Na manifestação enviada à Corte, a PGR apontou que o estado de saúde do ex-presidente exige acompanhamento contínuo e justificaria a mudança do regime de cumprimento da pena. “Ao ver da Procuradoria-Geral da República, está positivada a necessidade da prisão domiciliar, ensejadora dos cuidados indispensáveis ao monitoramento, em tempo integral, do estado de saúde do exPresidente, que se acha, comprovadamente, sujeito a súbitas e imprevisíveis alterações perniciosas de um momento para o outro”, diz a manifestação.
Ainda segundo o órgão, a evolução clínica relatada pela equipe médica que atendeu Bolsonaro no último episódio recomenda flexibilização do regime. “recomenda a flexibilização do regime, em linha com o que admite o Supremo Tribunal em circunstâncias análogas”.
O procurador-geral Paulo Gonet também afirmou que a análise deve considerar princípios constitucionais relacionados à preservação da vida e da dignidade humana. “Aqui também se impõe conciliar o regramento genérico da legislação infraconstitucional com as características peculiares do caso concreto, sob o enfoque das exigências elementares que decorrem dos princípios constitucionais da preservação da vida e da dignidade da pessoa humana”, apontou Gonet.
De acordo com a manifestação, o pedido apresentado pela defesa encontra respaldo na obrigação do Estado de garantir a integridade física do custodiado. “encontra apoio no dever dos Poderes Públicos de preservação da integridade física e moral dos que estão sob a sua custódia, até como projeção concretizadora dos fundamentos estruturantes do Estado Democrático de Direito”.
A PGR também argumentou que o ambiente domiciliar permitiria cuidados mais adequados ao quadro clínico. “Está demonstrado que o estado de saúde do postulante da prisão domiciliar demanda a atenção constante e atenta que o ambiente familiar, mas não o sistema prisional em vigor, está apto para propiciar”, escreveu.
A manifestação foi solicitada por Alexandre de Moraes na semana passada, após o recebimento de informações médicas detalhadas enviadas pelo Hospital DF Star. O ex-presidente foi transferido para a unidade de saúde no dia 13, após apresentar mal-estar na cela onde cumpre pena no 19º Batalhão da Polícia Militar, em Brasília.

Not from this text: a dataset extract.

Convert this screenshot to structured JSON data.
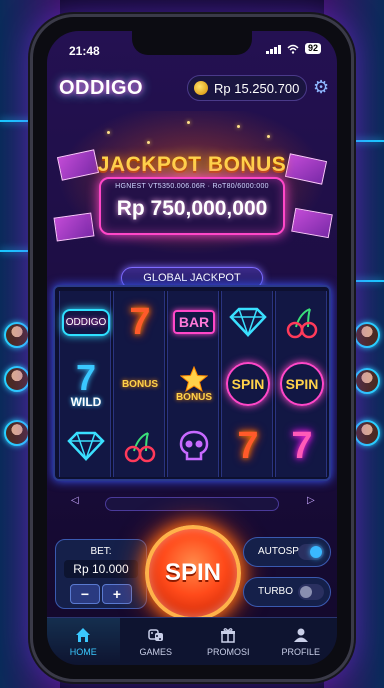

A defesa havia solicitado prisão domiciliar humanitária, alegando o quadro clínico do ex-presidente. Diante do pedido, Moraes determinou o envio do prontuário médico completo, incluindo exames, medicações e avaliação das condições gerais de saúde.
Após o recebimento dos documentos, o ministro decidiu ouvir a Procuradoria-Geral da República antes de analisar o pedido. Bolsonaro cumpre pena de 27 anos e três meses de prisão, em regime inicial fechado, após condenação em ação penal julgada pelo STF.
A análise ocorre em meio a discussões internas na Corte sobre os impactos jurídicos e políticos de uma eventual mudança no regime de cumprimento da pena, diante do agravamento do estado de saúde do ex-presidente.